Calculus allows you to find this equation. For the parabola y=x^2, it happens that the slope is given by the equation m=2x. Thus at the point x=4, the slope is m = 2(4) = 8.
It's beyond the scope of this board to explain exactly why the slope of the parabola y=x^2 is m=2x, so I will refer you to any good calculus textbook.
In general, calculus deals with equations in which variables are changing -- in this case, the slope.
To provide another more concrete example, let's say you wanted to calculate how much food a person eats over his/her lifetime. You can't just say "a person eats 1.2 pounds of food every day for 80 years" because the amount of food the person eats per day changes throughout their lifetime. You could use calculus to find the answer.
Calculus goes into two categories:
(a)Differential calculus deals with calculating equations giving the rate of change of functions with respect to some variable. An example would be establishing the exact gradient of the equation at a certain point. Expressions hence found are called the derivative of an equation. For example, the derivative of velocity with respect to time is acceleration.

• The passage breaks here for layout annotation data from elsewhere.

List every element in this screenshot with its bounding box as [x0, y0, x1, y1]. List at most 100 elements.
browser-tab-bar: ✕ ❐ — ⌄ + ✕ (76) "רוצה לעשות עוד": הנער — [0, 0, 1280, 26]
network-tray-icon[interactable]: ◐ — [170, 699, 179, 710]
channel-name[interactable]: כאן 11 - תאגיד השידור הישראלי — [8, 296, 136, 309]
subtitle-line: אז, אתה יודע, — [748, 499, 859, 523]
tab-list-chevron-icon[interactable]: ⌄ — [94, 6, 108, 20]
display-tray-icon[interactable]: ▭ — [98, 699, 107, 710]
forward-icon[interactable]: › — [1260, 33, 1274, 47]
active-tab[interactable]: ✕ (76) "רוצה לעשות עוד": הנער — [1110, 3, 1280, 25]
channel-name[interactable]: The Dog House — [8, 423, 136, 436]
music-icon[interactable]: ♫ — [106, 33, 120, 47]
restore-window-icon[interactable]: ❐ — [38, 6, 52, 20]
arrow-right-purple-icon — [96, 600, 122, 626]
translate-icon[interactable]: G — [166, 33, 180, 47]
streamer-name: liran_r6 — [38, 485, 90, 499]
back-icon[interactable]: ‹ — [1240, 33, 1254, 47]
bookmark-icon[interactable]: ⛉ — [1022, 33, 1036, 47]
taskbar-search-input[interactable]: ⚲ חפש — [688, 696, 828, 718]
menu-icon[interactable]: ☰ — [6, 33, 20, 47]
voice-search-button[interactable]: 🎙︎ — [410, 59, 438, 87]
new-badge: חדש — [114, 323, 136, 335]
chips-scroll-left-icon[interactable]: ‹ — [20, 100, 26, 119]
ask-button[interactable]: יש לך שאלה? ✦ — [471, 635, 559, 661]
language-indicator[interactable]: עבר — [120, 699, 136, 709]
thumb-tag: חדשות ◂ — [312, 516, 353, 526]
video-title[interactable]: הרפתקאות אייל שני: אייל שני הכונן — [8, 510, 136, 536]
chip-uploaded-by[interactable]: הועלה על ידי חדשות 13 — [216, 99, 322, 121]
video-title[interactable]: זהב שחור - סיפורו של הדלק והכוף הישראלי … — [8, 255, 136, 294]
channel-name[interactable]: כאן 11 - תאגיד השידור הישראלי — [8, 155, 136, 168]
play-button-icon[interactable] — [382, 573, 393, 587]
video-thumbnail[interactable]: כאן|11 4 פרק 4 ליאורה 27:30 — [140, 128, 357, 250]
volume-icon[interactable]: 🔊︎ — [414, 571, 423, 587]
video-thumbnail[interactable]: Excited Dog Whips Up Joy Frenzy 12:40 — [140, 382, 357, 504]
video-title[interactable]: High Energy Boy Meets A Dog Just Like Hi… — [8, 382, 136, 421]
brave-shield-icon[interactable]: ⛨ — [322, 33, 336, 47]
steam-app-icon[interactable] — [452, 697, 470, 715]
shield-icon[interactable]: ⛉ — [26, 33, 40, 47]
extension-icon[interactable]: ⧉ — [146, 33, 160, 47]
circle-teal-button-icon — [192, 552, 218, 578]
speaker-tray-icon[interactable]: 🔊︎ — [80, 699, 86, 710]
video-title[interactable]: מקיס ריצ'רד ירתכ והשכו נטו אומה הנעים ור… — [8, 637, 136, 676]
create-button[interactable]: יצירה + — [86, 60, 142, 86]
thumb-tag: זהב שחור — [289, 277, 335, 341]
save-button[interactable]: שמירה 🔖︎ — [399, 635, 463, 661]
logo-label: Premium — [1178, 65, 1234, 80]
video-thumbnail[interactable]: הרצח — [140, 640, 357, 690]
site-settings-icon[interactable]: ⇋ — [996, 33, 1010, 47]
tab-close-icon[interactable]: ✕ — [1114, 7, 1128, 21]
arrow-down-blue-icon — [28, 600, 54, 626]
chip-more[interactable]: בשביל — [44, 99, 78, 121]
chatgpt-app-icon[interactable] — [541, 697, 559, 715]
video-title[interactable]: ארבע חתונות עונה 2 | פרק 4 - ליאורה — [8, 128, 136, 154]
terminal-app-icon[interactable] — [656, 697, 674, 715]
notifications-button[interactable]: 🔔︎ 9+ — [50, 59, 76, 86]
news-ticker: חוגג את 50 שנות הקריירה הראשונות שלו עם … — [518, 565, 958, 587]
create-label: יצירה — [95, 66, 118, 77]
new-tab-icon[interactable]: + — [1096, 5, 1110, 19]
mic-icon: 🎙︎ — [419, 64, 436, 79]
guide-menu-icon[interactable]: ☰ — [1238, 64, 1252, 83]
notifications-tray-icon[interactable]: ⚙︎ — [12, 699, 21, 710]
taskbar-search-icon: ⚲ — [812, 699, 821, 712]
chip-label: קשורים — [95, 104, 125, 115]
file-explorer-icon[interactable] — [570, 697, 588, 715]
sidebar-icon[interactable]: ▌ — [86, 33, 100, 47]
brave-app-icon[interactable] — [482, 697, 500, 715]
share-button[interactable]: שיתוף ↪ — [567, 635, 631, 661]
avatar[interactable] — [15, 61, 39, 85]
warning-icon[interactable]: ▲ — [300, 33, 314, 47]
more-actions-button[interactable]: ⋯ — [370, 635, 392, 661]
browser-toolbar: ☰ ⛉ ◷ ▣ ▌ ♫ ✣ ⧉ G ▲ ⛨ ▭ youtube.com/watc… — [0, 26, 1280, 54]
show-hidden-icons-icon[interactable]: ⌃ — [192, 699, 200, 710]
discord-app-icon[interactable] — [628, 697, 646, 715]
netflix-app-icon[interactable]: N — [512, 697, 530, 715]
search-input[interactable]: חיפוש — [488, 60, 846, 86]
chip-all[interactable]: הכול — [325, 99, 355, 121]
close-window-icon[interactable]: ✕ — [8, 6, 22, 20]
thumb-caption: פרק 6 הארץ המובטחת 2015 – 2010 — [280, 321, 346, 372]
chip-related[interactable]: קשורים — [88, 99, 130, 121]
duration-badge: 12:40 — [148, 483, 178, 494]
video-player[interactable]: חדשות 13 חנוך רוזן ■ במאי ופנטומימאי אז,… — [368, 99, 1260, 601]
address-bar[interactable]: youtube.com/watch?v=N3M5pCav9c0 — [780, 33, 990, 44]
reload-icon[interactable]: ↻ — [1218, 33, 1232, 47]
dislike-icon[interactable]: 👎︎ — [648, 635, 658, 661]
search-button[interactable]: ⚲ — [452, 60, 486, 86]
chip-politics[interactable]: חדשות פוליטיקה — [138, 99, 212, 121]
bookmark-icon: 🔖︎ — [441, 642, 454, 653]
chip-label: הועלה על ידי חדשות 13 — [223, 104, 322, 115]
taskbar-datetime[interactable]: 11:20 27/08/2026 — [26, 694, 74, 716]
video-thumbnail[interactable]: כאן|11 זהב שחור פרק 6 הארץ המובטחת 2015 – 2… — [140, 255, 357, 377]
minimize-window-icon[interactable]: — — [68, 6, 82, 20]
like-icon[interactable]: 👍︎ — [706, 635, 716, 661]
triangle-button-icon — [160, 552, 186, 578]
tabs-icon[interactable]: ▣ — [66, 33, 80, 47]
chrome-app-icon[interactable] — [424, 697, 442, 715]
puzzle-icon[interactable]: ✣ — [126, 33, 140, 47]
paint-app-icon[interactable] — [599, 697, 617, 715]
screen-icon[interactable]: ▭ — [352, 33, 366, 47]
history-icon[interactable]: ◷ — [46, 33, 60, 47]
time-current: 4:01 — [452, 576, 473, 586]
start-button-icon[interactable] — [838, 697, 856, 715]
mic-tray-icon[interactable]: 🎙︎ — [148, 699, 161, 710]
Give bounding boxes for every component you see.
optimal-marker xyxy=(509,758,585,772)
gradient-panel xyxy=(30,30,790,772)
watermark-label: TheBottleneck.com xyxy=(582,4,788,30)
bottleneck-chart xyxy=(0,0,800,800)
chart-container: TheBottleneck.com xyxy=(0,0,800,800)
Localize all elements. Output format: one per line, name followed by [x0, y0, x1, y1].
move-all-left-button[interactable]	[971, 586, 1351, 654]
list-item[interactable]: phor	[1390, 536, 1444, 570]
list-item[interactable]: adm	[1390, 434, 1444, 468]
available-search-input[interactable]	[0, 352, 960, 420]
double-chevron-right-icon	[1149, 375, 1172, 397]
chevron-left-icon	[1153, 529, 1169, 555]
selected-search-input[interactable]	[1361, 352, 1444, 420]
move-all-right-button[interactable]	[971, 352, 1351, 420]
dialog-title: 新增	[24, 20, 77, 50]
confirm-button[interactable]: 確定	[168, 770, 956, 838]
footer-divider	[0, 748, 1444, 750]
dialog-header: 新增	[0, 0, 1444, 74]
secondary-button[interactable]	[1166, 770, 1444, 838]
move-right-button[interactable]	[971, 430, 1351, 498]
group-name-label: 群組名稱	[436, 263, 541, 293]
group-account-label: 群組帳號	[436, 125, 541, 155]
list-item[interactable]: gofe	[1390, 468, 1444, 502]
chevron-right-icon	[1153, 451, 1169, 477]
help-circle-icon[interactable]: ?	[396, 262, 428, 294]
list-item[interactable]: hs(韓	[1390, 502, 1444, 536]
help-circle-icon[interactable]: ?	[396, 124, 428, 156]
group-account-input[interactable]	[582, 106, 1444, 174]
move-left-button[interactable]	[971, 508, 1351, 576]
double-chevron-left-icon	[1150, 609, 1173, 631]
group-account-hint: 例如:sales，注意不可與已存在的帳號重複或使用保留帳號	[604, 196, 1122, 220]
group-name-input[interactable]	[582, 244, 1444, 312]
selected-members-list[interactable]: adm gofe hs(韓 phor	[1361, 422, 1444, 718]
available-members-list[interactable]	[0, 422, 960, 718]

(b)Integral calculus does the reverse, going from the derivative to a full function, or from a full function to find things like the area under the curve. Such products of integration are called integrals. For example, the integral of velocity is displacement.
The first useful thing you generally do with calculus is apply it to the equations of motion in Newtonian physics. The derivative (slope equation) of the position equation is the velocity equation and the derivative of the velocity equation is the acceleration equation.
Just to expand a little bit about integral calculus:
Suppose we have a curve but because of the irregularity of the shape, it is rather difficult to compute the area underneath the curve. However, if we divide the area into small rectangles of equal width, we could add the areas of the triangles to get an approximation of the area. The more rectangles we have, the more accurate our approximation.
What definite integrals do is they take the number of rectangles to approach infinity, thus having a very accurate approximation for the area.
(This is a thread that asks for an explanation
of calculus. "Most textbooks" don't explain this
Live long and prosper.
Yep, one could say that calculus is the *algebraic* study of the rate of change of things. For instance, most historians of calculus refer to book II in the principia, where the rule of integration of monomials is suggested, and they neglect to refer to book I, where infinitesimal limits are used for dynamics.